Path Planning and Reinforcement Learning-Driven Control of On-Orbit Free-Flying Multi-Arm Robots

arXiv cs.RO / 3/25/2026

💬 OpinionIdeas & Deep AnalysisModels & Research

Key Points

  • The paper proposes a hybrid motion-planning and control framework that combines trajectory optimization (TO) with reinforcement learning (RL) for free-flying on-orbit multi-arm robots.
  • TO is used to generate feasible, efficient trajectories while explicitly handling dynamic and kinematic constraints, including thruster and arm coordination to improve maneuverability and stability.
  • RL provides adaptive, model-free trajectory tracking under uncertainties and dynamic disturbances, enabling robust control in high-dimensional action spaces and dynamic mismatches.
  • Simulation-based experiments and two case studies (surface motion with initial contact and a free-floating surface-approximation scenario) show the hybrid method outperforming traditional strategies, with thrusters improving smoothness, safety, and efficiency.
  • The work targets key space-robot challenges such as motion coupling and environmental disturbances, positioning the approach as a foundation for more autonomous and effective space robotic systems.

Abstract

This paper presents a hybrid approach that integrates trajectory optimization (TO) and reinforcement learning (RL) for motion planning and control of free-flying multi-arm robots in on-orbit servicing scenarios.
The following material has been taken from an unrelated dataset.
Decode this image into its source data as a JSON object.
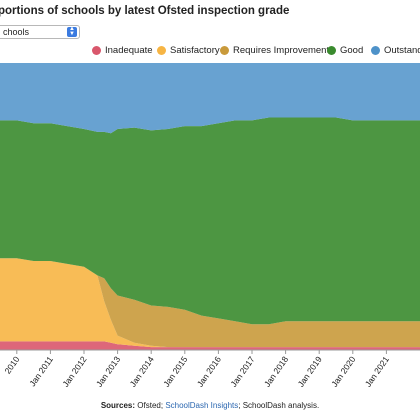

The proposed system integrates TO for generating feasible, efficient paths while accounting for dynamic and kinematic constraints, and RL for adaptive trajectory tracking under uncertainties. The multi-arm robot design, equipped with thrusters for precise body control, enables redundancy and stability in complex space operations. TO optimizes arm motions and thruster forces, reducing reliance on the arms for stabilization and enhancing maneuverability. RL further refines this by leveraging model-free control to adapt to dynamic interactions and disturbances. The experimental results validated through comprehensive simulations demonstrate the effectiveness and robustness of the proposed hybrid approach. Two case studies are explored: surface motion with initial contact and a free-floating scenario requiring surface approximation. In both cases, the hybrid method outperforms traditional strategies. In particular, the thrusters notably enhance motion smoothness, safety, and operational efficiency. The RL policy effectively tracks TO-generated trajectories, handling high-dimensional action spaces and dynamic mismatches. This integration of TO and RL combines the strengths of precise, task-specific planning with robust adaptability, ensuring high performance in the uncertain and dynamic conditions characteristic of space environments. By addressing challenges such as motion coupling, environmental disturbances, and dynamic control requirements, this framework establishes a strong foundation for advancing the autonomy and effectiveness of space robotic systems.